The fall, rise and fall of kidney racket kingpin Dr Amit
DEHRADUN: He did everything possible to evade arrest – used aliases, continually changed places of work across states and burnt all incriminating documents – but law finally got the better of Dr Amit Kumar, who allegedly masterminded the kidney racket that was being run in Dehradun -- and years earlier, in Gurugram.
Amit and his brother Jeevan Kumar, also a doctor, were arrested by Dehradun police from Panchkula in Haryana late on Friday night: He was preparing to escape to Nepal. The police confiscated six mobile phones and ₹33 lakh from his car. His son, also a doctor, is still absconding.
Kumar was arrested many times, jumped bail and went absconding in several cases over the past two decades, but always began his ‘business’ of illegal kidney extractions afresh each time, thanks to his strong network of touts and middlemen who lined up kidney donors and recipients from different parts of the country and even abroad.
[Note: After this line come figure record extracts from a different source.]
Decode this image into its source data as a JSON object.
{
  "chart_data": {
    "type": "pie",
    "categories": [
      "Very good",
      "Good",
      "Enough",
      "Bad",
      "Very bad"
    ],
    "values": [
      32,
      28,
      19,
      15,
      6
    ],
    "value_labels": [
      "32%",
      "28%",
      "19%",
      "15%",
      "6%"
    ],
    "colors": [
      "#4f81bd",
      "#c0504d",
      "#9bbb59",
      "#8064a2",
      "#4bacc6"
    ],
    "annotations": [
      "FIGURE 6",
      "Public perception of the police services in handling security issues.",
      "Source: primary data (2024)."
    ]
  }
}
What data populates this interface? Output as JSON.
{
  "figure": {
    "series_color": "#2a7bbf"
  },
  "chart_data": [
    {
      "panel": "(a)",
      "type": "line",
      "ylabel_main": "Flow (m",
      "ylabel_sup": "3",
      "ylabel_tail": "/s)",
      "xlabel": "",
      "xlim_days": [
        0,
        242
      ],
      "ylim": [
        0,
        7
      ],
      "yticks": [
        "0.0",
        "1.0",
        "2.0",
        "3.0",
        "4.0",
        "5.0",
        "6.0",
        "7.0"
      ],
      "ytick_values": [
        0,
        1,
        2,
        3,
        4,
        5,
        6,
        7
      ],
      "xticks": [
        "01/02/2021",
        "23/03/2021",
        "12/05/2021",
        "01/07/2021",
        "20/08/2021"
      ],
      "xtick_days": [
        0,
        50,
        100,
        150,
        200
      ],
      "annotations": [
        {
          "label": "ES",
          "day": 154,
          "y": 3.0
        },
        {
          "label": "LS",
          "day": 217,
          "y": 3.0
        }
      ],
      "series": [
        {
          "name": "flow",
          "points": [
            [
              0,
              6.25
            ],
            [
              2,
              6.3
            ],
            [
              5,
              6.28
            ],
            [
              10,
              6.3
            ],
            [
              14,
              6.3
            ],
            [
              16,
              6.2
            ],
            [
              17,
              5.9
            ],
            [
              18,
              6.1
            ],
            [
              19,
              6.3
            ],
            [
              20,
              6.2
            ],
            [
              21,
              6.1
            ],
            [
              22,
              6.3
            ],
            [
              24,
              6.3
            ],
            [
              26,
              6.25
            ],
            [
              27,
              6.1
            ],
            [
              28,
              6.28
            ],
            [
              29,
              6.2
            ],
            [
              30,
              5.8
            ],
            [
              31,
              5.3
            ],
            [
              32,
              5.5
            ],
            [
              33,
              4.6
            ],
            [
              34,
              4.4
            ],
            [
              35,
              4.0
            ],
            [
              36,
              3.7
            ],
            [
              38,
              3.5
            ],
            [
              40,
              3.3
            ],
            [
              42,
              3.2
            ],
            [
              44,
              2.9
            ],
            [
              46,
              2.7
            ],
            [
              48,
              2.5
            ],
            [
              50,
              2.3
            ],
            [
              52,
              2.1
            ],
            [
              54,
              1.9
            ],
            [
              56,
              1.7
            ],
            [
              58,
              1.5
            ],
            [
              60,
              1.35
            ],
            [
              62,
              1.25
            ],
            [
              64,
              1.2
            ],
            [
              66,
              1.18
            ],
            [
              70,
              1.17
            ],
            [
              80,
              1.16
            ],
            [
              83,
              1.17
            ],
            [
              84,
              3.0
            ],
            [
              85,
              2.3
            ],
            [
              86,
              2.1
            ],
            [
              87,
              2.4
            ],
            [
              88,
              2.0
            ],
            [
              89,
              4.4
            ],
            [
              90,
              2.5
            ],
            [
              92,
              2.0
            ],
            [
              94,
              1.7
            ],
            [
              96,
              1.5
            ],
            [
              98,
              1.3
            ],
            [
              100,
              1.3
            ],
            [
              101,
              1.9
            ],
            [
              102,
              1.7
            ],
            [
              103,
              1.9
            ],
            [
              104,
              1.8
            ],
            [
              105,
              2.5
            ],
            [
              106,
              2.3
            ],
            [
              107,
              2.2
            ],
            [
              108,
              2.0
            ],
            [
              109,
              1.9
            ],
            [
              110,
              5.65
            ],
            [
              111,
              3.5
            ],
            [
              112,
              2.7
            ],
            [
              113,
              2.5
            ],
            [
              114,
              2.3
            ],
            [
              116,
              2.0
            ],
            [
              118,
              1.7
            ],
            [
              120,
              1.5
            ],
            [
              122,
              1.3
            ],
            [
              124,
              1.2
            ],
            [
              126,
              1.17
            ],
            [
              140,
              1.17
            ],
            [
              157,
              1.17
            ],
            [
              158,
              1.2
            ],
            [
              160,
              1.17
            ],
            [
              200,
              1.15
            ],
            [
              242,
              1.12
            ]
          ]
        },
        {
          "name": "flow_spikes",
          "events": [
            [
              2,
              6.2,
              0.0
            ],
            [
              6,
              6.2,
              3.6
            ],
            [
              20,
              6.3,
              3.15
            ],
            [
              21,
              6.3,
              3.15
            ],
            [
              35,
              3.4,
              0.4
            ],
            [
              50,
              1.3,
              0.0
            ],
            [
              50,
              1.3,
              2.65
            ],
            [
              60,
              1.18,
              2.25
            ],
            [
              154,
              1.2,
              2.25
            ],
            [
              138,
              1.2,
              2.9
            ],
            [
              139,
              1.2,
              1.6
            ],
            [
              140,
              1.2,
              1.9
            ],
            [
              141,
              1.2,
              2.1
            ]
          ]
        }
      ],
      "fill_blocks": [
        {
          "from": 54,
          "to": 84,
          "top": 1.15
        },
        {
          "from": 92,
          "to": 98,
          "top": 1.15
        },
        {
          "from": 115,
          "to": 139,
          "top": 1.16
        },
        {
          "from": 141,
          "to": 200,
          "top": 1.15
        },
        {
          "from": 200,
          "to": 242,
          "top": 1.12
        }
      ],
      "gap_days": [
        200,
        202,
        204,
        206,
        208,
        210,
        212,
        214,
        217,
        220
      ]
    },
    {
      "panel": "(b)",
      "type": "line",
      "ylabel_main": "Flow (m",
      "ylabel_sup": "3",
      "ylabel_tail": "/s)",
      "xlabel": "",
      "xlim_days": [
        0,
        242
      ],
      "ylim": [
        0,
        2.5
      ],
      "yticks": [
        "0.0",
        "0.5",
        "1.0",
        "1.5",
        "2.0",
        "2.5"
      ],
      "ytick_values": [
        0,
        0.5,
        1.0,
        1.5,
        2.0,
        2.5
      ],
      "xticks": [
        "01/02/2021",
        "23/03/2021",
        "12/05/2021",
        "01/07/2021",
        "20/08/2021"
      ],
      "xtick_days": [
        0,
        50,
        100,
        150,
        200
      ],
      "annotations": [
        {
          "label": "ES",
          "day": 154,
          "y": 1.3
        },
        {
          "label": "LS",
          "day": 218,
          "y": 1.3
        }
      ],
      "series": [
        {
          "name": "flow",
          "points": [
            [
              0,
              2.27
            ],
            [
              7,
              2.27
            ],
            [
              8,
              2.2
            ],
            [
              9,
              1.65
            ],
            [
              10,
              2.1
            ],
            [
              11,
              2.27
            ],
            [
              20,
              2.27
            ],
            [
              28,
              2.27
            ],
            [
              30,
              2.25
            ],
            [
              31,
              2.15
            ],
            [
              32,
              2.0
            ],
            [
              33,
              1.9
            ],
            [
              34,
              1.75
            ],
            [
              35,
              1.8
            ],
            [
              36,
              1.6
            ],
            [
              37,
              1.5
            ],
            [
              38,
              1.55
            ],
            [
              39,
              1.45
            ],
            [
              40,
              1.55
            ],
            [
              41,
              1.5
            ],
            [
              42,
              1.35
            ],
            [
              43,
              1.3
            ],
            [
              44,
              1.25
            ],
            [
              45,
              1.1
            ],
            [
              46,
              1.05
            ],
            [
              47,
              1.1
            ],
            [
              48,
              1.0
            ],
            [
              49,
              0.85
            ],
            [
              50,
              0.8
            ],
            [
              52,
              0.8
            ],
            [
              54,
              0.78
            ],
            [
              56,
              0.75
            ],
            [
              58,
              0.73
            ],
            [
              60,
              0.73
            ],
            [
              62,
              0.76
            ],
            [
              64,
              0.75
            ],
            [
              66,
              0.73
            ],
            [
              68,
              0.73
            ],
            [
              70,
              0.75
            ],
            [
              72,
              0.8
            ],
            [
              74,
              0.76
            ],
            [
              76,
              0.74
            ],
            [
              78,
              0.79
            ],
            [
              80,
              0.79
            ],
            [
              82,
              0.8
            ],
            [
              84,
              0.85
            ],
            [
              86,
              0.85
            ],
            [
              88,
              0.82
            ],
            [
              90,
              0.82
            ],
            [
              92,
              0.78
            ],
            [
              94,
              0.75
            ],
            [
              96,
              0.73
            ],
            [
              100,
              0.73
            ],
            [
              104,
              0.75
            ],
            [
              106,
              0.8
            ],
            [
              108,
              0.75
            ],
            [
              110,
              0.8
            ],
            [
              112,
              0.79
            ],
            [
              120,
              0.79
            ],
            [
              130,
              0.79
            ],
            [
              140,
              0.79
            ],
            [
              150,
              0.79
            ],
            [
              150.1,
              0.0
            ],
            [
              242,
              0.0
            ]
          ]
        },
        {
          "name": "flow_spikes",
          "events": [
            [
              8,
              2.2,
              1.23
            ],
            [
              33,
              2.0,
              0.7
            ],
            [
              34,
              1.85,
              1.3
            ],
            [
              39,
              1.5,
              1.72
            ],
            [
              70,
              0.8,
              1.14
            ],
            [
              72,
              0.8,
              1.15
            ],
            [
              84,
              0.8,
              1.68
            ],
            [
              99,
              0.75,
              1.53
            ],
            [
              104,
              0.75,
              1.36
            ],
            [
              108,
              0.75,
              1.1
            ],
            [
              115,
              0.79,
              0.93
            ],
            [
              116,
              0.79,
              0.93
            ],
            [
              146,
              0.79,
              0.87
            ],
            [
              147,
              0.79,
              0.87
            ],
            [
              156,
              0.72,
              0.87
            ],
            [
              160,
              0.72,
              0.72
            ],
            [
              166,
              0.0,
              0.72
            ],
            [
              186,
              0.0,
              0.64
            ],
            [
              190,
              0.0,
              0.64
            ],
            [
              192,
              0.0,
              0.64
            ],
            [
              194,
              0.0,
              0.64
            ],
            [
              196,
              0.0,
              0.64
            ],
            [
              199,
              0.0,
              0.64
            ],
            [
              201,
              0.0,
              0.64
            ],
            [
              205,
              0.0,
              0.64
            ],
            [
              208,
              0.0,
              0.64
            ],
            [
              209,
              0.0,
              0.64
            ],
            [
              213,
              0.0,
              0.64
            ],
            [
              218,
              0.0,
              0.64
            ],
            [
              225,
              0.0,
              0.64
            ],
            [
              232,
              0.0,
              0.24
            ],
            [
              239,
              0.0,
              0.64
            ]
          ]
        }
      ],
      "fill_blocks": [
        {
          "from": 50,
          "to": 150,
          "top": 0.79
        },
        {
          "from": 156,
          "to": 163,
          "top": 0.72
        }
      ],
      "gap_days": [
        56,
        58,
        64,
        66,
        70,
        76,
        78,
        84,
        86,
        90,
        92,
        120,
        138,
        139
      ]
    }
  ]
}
Dehradun police, which arrested Amit, said he had been booked in many cases in places like Mumbai, Guntur and Anand apart from those registered by the Central Bureau of Investigation and the enforcement directorate.
Shockingly, Amit, who confessed to police to have performed around 50 renal surgeries in Dehradun in the past two months, is an ayurvedic practitioner and not even qualified to perform a kidney extraction/transplantation surgery.
Police said he had an arrangement with a private hospital around 30 km from Dehradun, where the post operative care of the patients were taken. The Dehradun racket started in July.